In a second study, Dr. Lin and her colleagues also tracked the rates of microvascular and macrovascular complications by conducting follow-up interviews between 2005 and 2007 with the surviving study participants. For this analysis, microvascular complications included blindness, end-state kidney disease, amputations, and kidney failure; and macrovascular complications included myocardial infarction, stroke, and cardiovascular procedures. The authors determined that, over the 5-year follow-up period, participants with major depression had a 36% increased risk of developing microvascular complications and a 25% increased risk of developing macrovascular complications, compared with patients without major depression. Reducing the risk of diabetes complications requires “better interventions that not only treat the diabetes but address any accompanying depression as well,” the authors concluded (Diabetes Care 2010;33:264–9).
Such interventions exist, and they are effective. In 2007, Dr. Hillary Bogner and colleagues in the University of Pennsylvania, Philadelphia, conducted a randomized, controlled trial of a depression treatment program for older adults with diabetes who were based in primary care.
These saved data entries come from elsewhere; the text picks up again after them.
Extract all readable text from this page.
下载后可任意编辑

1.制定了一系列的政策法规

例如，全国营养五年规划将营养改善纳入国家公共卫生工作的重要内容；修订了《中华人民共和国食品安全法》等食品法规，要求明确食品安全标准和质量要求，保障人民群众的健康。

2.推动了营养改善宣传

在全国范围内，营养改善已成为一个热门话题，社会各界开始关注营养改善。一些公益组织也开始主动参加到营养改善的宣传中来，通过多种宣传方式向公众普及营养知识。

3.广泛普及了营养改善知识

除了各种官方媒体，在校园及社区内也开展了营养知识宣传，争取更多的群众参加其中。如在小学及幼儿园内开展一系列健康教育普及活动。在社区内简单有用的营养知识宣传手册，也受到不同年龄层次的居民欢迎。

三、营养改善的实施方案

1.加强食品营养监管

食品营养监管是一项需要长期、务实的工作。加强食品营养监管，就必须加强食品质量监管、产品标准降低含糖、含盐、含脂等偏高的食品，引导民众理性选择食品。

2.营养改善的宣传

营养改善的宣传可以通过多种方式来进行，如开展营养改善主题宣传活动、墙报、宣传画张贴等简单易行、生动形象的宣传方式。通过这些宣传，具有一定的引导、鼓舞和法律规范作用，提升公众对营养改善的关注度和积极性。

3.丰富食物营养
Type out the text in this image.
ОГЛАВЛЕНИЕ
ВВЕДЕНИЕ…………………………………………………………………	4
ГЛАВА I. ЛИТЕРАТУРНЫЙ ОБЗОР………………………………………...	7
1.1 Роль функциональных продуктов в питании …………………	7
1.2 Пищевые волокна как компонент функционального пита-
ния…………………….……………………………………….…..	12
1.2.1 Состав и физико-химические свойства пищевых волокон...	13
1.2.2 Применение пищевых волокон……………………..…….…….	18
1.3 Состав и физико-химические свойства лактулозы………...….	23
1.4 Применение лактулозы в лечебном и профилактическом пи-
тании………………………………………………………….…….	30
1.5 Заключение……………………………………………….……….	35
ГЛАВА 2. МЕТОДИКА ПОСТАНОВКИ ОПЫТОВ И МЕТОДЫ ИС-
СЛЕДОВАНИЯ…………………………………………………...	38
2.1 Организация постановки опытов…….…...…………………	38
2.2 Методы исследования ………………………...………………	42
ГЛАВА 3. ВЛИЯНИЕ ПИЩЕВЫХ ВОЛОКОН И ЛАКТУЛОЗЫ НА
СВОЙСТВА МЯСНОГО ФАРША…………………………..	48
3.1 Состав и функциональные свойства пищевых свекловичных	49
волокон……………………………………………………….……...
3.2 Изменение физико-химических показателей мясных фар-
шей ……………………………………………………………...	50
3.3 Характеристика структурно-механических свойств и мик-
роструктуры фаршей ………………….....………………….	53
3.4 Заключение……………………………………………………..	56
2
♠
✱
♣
The researchers used data from the multisite, practice-randomized, controlled Prevention of Suicide in Primary Care Elderly: Collaborative Trial (PROSPECT), which they supplemented with a search of the National Death Index.
Patients with diabetes in the study who screened positive for depression were randomized to usual care or to a depression management intervention, which involved assignment to a depression care manager who worked with the patient's primary care provider to recommend treatment, monitor, and assist with adherence. Patients in the intervention group were half as likely as patients in the usual care group to die during the 5-year follow-up period (Diabetes Care 2007;30:3005–10).
In a more recent study, Dr. Bogner and her colleagues determined that integrating treatment for type 2 diabetes and depression improved medication adherence, glycemic control, and depression outcomes in older African American men–a group that is at high risk for poor outcomes. Of the 58 African American male patients aged 50–80 years who participated in the pilot trial, those who were randomized to integrated depression treatment had significantly greater adherence to their oral hypoglycemic and antidepressant medications at 6 weeks than did the usual care group. (Diabetes Educ. 2010;36:284–92).
Dr. Bogner said in an interview that without question, “these findings support the integration of depression screening and treatment with diabetes management in primary care, especially in high-risk populations.”
Dr. Diana Echeverry and colleagues at Charles Drew University in Los Angeles reached a similar conclusion. They recently conducted a randomized, placebo-controlled trial to determine the impact that screening and pharmacologic treatment of depression would have on diabetes-related outcomes in low-income minorities.